Table 3 presents the distribution of preschool education experiences by age, current SEP, and parental SEP. As age increased, the percentage of those with no experience increased, while the percentage of those with both kindergarten and other preschool education increased as age decreased. For example, while the percentage of respondents with no preschool experience between the ages of 21 and 25 was only 5.7%, the corresponding percentage in the 36-41 age group was 64.6%. In contrast, 39.8% of the members of the 21-25 age group had both kindergarten and other preschool education, compared to only 10.3% of the 36-41 age group. As the respondents’ own education level decreased, the percentage of those with no experience increased, while as the education level increased, the percentage of those with a kindergarten education (kindergarten education only or both kindergarten and other preschool education) increased. Furthermore, lower household incomes were associated with higher percentages of respondents with no experience and lower percentages of respondents with both kindergarten and other preschool education.
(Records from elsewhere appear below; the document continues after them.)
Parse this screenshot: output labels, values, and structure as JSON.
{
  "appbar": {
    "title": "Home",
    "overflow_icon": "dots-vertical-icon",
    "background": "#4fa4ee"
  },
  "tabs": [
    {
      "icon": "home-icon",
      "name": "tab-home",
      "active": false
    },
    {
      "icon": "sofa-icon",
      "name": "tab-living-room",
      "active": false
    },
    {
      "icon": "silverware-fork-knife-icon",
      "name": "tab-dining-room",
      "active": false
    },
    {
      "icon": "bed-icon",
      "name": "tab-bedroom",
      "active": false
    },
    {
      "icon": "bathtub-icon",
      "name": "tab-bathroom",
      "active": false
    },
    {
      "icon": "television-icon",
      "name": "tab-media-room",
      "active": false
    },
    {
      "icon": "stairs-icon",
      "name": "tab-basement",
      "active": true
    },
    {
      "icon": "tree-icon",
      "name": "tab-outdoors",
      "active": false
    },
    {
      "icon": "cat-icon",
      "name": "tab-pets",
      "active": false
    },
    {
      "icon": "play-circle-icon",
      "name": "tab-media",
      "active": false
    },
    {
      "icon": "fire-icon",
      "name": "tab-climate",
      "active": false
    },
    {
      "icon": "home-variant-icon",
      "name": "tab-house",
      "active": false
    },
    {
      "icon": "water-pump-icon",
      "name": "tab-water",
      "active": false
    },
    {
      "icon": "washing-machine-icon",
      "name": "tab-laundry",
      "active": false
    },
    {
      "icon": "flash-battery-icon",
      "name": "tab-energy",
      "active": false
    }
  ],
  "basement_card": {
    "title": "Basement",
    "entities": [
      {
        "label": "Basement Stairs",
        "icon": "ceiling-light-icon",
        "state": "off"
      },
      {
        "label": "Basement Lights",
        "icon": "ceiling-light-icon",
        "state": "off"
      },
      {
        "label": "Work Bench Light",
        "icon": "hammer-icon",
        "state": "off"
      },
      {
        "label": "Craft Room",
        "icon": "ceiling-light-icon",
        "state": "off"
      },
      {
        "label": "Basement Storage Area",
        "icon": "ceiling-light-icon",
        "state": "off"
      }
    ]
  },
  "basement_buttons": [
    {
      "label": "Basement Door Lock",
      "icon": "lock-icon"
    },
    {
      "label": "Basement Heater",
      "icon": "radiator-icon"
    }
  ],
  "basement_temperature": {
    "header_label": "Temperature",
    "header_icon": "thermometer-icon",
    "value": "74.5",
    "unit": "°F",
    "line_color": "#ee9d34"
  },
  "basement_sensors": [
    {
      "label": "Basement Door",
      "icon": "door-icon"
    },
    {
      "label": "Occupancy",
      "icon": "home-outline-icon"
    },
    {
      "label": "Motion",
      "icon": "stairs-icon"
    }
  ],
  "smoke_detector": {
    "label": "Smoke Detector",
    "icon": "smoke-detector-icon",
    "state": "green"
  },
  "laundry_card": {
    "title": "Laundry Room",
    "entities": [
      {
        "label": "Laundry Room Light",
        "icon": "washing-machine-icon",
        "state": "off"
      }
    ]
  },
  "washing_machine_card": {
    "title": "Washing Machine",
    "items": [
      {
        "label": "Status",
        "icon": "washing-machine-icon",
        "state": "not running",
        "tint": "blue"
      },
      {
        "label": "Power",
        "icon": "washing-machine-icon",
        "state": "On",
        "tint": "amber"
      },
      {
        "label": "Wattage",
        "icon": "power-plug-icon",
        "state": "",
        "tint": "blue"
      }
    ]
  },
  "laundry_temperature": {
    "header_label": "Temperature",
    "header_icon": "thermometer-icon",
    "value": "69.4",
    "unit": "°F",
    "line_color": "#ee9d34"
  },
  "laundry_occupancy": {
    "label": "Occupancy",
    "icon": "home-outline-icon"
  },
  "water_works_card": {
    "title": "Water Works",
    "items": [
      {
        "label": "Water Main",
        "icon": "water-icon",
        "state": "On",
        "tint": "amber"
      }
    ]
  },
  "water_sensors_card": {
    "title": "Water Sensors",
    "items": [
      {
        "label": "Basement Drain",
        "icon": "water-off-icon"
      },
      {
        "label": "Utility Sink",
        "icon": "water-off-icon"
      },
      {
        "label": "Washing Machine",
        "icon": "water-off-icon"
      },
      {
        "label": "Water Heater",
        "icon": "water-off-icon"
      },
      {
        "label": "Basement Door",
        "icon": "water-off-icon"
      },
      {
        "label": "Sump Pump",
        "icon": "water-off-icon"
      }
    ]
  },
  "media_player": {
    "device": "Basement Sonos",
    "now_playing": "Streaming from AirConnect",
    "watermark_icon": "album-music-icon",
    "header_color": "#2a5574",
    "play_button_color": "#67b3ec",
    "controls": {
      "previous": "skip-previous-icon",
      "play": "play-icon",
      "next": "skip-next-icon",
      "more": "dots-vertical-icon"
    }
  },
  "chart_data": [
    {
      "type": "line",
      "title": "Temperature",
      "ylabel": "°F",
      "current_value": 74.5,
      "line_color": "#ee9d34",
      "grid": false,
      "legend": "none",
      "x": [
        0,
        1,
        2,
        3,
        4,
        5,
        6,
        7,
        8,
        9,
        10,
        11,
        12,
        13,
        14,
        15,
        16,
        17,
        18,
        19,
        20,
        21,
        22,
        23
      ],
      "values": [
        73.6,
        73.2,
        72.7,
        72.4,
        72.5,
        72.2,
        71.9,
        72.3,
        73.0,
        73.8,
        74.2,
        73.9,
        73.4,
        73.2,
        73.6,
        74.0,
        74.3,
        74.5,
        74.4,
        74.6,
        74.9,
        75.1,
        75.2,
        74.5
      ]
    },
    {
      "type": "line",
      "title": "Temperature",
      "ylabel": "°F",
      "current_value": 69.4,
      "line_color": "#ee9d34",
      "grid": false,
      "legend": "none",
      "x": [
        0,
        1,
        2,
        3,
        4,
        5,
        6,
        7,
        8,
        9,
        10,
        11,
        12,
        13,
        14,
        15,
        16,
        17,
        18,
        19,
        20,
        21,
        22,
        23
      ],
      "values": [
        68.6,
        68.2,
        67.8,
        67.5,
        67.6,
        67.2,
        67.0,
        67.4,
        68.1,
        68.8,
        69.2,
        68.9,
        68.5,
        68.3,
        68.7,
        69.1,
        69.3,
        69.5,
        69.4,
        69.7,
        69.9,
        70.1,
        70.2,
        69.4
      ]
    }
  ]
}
In addition, as the parent’s education level increased, so did the percentage of respondents with kindergarten education, while respondents with parental education being middle school or less showed a relatively higher percentage of no experience with preschool education. Non-manual parental occupation was associated with a higher prevalence of kindergarten education experience. In contrast, manual parental occupation was associated with a higher prevalence of no preschool education experience. With regards to the employment status of the mother at age 3, those who responded that their mother stayed at home had a higher percentage of kindergarten education experience.
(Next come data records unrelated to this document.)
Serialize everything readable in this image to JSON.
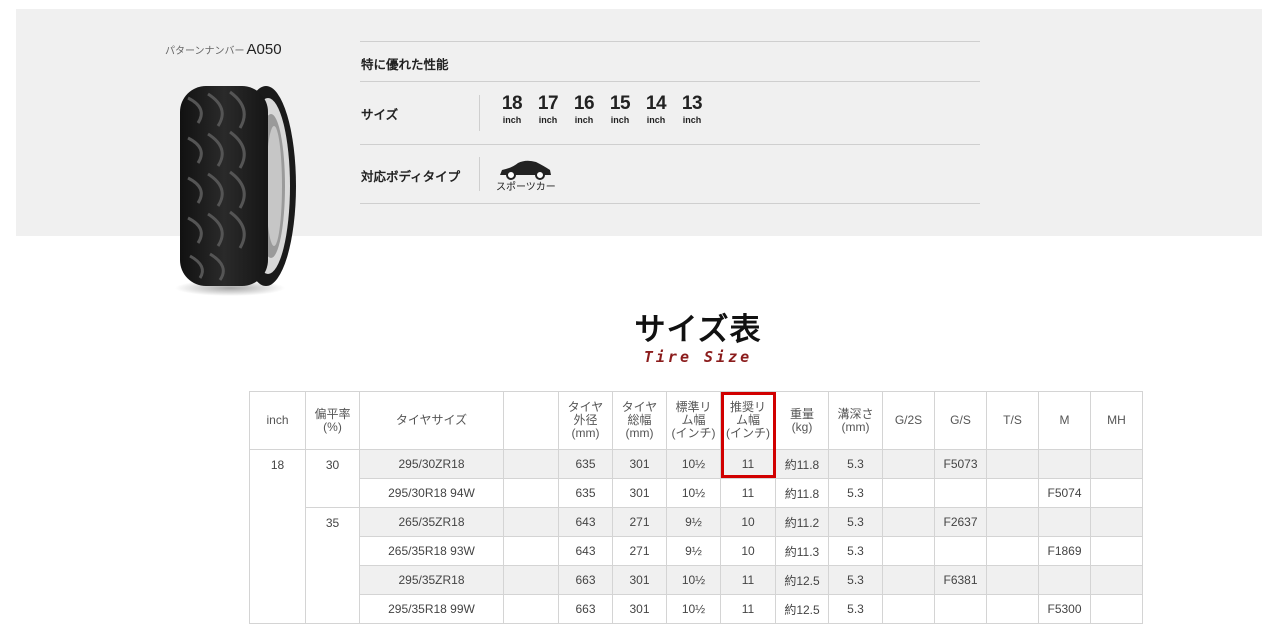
{
  "pattern": {
    "prefix": "パターンナンバー",
    "code": "A050"
  },
  "specs": {
    "performance_label": "特に優れた性能",
    "size_label": "サイズ",
    "body_label": "対応ボディタイプ",
    "inches": [
      {
        "num": "18",
        "unit": "inch"
      },
      {
        "num": "17",
        "unit": "inch"
      },
      {
        "num": "16",
        "unit": "inch"
      },
      {
        "num": "15",
        "unit": "inch"
      },
      {
        "num": "14",
        "unit": "inch"
      },
      {
        "num": "13",
        "unit": "inch"
      }
    ],
    "body_type": "スポーツカー"
  },
  "title": "サイズ表",
  "subtitle": "Tire Size",
  "table": {
    "headers": {
      "inch": "inch",
      "aspect": "偏平率\n(%)",
      "size": "タイヤサイズ",
      "blank": "",
      "diameter": "タイヤ\n外径\n(mm)",
      "width": "タイヤ\n総幅\n(mm)",
      "std_rim": "標準リ\nム幅\n(インチ)",
      "rec_rim": "推奨リ\nム幅\n(インチ)",
      "weight": "重量\n(kg)",
      "depth": "溝深さ\n(mm)",
      "g2s": "G/2S",
      "gs": "G/S",
      "ts": "T/S",
      "m": "M",
      "mh": "MH"
    },
    "inch_value": "18",
    "aspect_30": "30",
    "aspect_35": "35",
    "rows": [
      {
        "size": "295/30ZR18",
        "diameter": "635",
        "width": "301",
        "std_rim": "10½",
        "rec_rim": "11",
        "weight": "約11.8",
        "depth": "5.3",
        "g2s": "",
        "gs": "F5073",
        "ts": "",
        "m": "",
        "mh": ""
      },
      {
        "size": "295/30R18 94W",
        "diameter": "635",
        "width": "301",
        "std_rim": "10½",
        "rec_rim": "11",
        "weight": "約11.8",
        "depth": "5.3",
        "g2s": "",
        "gs": "",
        "ts": "",
        "m": "F5074",
        "mh": ""
      },
      {
        "size": "265/35ZR18",
        "diameter": "643",
        "width": "271",
        "std_rim": "9½",
        "rec_rim": "10",
        "weight": "約11.2",
        "depth": "5.3",
        "g2s": "",
        "gs": "F2637",
        "ts": "",
        "m": "",
        "mh": ""
      },
      {
        "size": "265/35R18 93W",
        "diameter": "643",
        "width": "271",
        "std_rim": "9½",
        "rec_rim": "10",
        "weight": "約11.3",
        "depth": "5.3",
        "g2s": "",
        "gs": "",
        "ts": "",
        "m": "F1869",
        "mh": ""
      },
      {
        "size": "295/35ZR18",
        "diameter": "663",
        "width": "301",
        "std_rim": "10½",
        "rec_rim": "11",
        "weight": "約12.5",
        "depth": "5.3",
        "g2s": "",
        "gs": "F6381",
        "ts": "",
        "m": "",
        "mh": ""
      },
      {
        "size": "295/35R18 99W",
        "diameter": "663",
        "width": "301",
        "std_rim": "10½",
        "rec_rim": "11",
        "weight": "約12.5",
        "depth": "5.3",
        "g2s": "",
        "gs": "",
        "ts": "",
        "m": "F5300",
        "mh": ""
      }
    ]
  },
  "colors": {
    "accent": "#d10000",
    "subtitle": "#8b1c1c",
    "panel": "#f0f0f0"
  }
}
Table 4 presents the changes in the PRs of self-rated poor health according to preschool education after adjustments for the parental and current SEP indicators. In men, the PR of self-rated poor health in respondents with both kindergarten and other preschool education relative to that of those with no experience in the baseline model was 0.65 (95% CI, 0.47 to 0.89). When the father’s education level and the main breadwinner’s occupation were adjusted for, the PR attenuated to 0.75 (95% CI, 0.54 to 1.04) and 0.76 (95% CI, 0.55 to 1.05), respectively. However, when the employment status of the mother at age 3 was adjusted for, the change was meagre, with a PR of 0.64 (95% CI, 0.46 to 0.88). The PR of self-rated poor health in those with both kindergarten and other preschool education after adjusting for parental SEP indicators was 0.79 (95% CI, 0.52 to 1.21), while when the respondent’s current SEP was adjusted for, the PR was 0.76 (95% CI, 0.55 to 1.05). When all the socioeconomic position indicators were adjusted for, the PR of self-rated poor health in those with both kindergarten and other preschool education was 0.87 (95% CI, 0.57 to 1.34), which was statistically insignificant. A similar tendency was found in the PR of self-rated poor health among those with a kindergarten education after adjustments for the SEP indicators. In contrast, the PR of self-rated poor health in those with other preschool education experience tended to be greater than 1, and although the PR showed an increasing tendency after adjustment for both the parental and current SEP indicators, it was statistically insignificant. For women, the PR of self-rated poor health according to preschool education experience was statistically insignificant. However, similar patterns to those observed in men were noted when the parental and current SEPs were adjusted for.

DISCUSSION

The relationship between preschool education and self-rated adulthood health was more distinct in men than in women. A follow-up study of the ABC project also indicated that the difference in adulthood health indicators between the group with childhood education intervention and the group without was clearer in men than in women [9]. It has also been reported that the relationship between childhood SEP and cause-specific mortality has different pattern according to gender. [18]. Additional research is required to understand the magnitude of the influence of preschool education on adulthood health and to see if the mechanism differs between men and women.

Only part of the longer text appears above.